The sensitivity analysis did not lead to different results concerning the second aim of our study. Moreover, irrespective of doing overwork, a negative relation between overemployment and change in mental health was found. In contrast, overemployment defined as more than or equal to 4 h deviation between actual and preferred working hours was not related to mental health changes. This might indicate that small deviations between actual and preferred hours do matter. However, the group of under- and overemployed workers decreased considerably using this alternative definition, therefore, the non-significant relations could also be due to a lack of statistical power.

This study has several limitations. The reference group (correctly matched workers) are a rather small group, which might explain the low statistical power of our models. To discover strong health effects of under- and overemployment, the delay between the two measurement points might also be too long. A recent study showed that the mental health penalty of under- and overemployment on mental well-being became manifest after a relatively short time (Angrave and Charlwood 2015). That study also showed the subjective well-being of the under- and overemployed quickly returning to pre-mismatch levels when mismatch came to an end (Angrave and Charlwood 2015). Only overemployment during more than 2 years had a long-lasting negative effect (Angrave and Charlwood 2015).

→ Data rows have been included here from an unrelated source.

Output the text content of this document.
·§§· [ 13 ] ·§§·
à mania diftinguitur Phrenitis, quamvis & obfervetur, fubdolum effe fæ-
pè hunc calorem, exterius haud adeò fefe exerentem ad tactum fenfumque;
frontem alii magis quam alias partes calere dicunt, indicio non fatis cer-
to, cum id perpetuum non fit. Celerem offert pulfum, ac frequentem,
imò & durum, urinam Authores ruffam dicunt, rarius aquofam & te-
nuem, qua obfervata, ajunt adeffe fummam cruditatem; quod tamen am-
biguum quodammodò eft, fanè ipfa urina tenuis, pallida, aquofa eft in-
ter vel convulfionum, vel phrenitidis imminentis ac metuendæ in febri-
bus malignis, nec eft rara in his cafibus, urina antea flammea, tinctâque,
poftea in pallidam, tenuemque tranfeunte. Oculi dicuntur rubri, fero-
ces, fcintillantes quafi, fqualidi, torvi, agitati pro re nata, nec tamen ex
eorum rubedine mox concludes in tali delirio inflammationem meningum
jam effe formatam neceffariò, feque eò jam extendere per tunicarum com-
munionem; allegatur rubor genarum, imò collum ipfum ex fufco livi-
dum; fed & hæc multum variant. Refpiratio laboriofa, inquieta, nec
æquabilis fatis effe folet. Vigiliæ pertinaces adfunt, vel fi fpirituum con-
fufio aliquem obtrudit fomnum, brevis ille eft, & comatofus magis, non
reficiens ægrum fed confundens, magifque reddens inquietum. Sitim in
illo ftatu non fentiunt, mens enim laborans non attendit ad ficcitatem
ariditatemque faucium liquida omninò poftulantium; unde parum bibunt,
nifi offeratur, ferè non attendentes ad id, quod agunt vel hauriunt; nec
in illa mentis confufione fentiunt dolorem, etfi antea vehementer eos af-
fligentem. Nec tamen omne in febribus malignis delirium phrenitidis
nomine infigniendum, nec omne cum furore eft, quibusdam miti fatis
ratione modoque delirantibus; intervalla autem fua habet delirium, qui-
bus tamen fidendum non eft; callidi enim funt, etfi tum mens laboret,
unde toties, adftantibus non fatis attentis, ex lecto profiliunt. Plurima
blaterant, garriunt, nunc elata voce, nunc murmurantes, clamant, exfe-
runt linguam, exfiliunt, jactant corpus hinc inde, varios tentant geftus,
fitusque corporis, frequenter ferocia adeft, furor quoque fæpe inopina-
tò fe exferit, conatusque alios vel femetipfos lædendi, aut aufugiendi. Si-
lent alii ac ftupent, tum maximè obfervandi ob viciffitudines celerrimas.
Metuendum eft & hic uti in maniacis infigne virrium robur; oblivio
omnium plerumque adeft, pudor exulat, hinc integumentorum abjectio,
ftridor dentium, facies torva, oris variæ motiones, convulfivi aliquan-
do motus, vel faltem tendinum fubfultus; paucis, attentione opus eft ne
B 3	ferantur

Unfortunately, as mental health status was only asked every 2 years we were unable to reduce the time lag. Although, information on job rewards was also available in GSOEP wave 28 (2011), we did not reproduce our results using this wave and wave 29 (2012), because wave 28 did not contain information on (baseline) mental health. Another limitation of this study is that our sample only included workers that stayed in the same job for 2 years. Yet, this does not mean that the level or presence of under- and overemployment remained stable during this period. The exclusion of respondents who changed jobs during the observational period might have (disproportionally) selected workers less likely to change job (such as those with no work hours mismatch). This could lead to an underestimation of the mental health effects of under- and overemployment. However, comparing the models with and without the exclusion of those who changed jobs did not lead to different conclusions.

Despite its limitations, this study has some clear strengths as well. The use of conditional change models is a first strength. Under- and overemployed workers have lower mental health at baseline, compared to workers whose actual and preferred hours match. The conditional change model is seen as an attempt to remove baseline differences between different groups of workers (Aickin 2009). The use of the GSOEP is also a clear strength. The GSOEP provides a large longitudinal dataset representative of the German population.

In sum, this study is one of the first to shed light on the underlying mechanisms explaining the relation between under-/overemployment and mental health. The findings demonstrate that overemployment was related to a negative mental health change after 2 years, and that this relationship held true both for people receiving high and low reward at work. However, more research is needed to confirm our results in other countries.